Auschwitz was a network of Nazi concentration and extermination camps built and operated in the annexed Polish land during World War II. Auschwitz I was first constructed to hold Polish political prisoners who first arrived in May 1940.
Plans for the total eradication of the Jewish population of Europe, eleven million people, were formalized at the Wannasse Conference on January 20, 1942. Initially, the victims were killed by the Einsatzgruppen death squads but this method proved to be impractical for such large-scale murder.
The first extermination took place in September 1941 and Auschwitz II—Birkenau became a major extermination site for Jews, Gypsies, and Soviet POWs. By the summer of 1944, the capacity of the crematoria and outdoor incineration pits for disposing the murdered bodies, was 20,000 per day.
Despite the thick concrete walls, screaming and crying could be heard from outside the gas chambers. In one failed attempt to muffle the noise, two motorcycle engines were revved up to full throttle outside the chambers. The cries could still be heard over the engines.
The prisoners’ day began at 4:30 in the morning with roll call, which lasted for hours. Even those who had died in the night had to be present at roll call, standing supported by fellow inmates until attendance had been recorded.
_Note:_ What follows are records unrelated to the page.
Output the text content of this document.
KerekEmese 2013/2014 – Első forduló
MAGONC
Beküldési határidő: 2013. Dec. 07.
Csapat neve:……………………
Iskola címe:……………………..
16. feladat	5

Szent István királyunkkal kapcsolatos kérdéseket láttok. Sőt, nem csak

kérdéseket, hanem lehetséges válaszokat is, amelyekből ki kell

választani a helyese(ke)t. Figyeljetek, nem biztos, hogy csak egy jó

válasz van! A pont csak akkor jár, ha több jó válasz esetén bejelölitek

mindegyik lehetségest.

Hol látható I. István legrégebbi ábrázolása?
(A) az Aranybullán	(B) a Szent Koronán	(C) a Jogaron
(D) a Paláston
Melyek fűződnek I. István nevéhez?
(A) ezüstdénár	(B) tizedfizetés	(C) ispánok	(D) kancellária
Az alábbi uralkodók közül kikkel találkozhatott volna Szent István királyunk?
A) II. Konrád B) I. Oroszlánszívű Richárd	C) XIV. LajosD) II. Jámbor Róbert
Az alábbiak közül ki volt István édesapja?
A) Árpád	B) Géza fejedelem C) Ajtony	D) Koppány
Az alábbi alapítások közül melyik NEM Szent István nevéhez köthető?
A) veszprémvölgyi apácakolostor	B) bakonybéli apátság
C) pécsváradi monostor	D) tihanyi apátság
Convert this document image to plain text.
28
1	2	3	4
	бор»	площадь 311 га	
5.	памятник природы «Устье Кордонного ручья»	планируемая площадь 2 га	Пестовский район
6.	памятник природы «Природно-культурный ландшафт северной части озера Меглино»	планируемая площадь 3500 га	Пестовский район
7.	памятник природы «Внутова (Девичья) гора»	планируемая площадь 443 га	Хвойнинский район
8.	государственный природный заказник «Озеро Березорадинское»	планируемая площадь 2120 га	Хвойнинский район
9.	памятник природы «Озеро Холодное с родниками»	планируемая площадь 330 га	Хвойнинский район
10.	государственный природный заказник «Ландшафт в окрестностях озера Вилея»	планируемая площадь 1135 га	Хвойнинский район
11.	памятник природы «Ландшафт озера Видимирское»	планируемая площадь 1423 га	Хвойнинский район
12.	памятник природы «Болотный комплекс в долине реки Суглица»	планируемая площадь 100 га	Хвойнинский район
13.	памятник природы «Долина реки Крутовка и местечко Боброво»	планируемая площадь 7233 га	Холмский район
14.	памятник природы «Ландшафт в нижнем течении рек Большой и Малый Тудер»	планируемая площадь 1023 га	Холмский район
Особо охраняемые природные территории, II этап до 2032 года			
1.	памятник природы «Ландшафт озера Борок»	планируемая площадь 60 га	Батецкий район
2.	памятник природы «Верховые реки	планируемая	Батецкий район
Kommando, work details, would then go to their respective places of work. A prisoner’s orchestra was forced to play cheerful music as the workers left the camp. The workday lasted 12 hours during the summer and a little bit less in the winter. Inmates often worked at construction sites, gravel pits, and lumberyards. They received no breaks.
On Sundays, the inmates did not work. They were required to clean the barracks and take their weekly shower. 800-1000 people were crammed into a single barrack. The camps were infested with disease-carrying lice. Typhus and other diseases and bacterial infections were rampant and took the lives of many.
Prisoners received a hot drink in the morning, but no breakfast, a thin, meatless vegetable soup for lunch, and a small ration of bread in the evening. The daily caloric intake did not exceed 700 calories.
In the evenings there was a second roll call. If a prisoner was missing, the others were forced to remain standing in place until they were found or the reason for their absence was discovered.
An estimated 1.3 million people were sent to Auschwitz. At least 1.1 million inmates were murdered, 90% of whom were Jewish.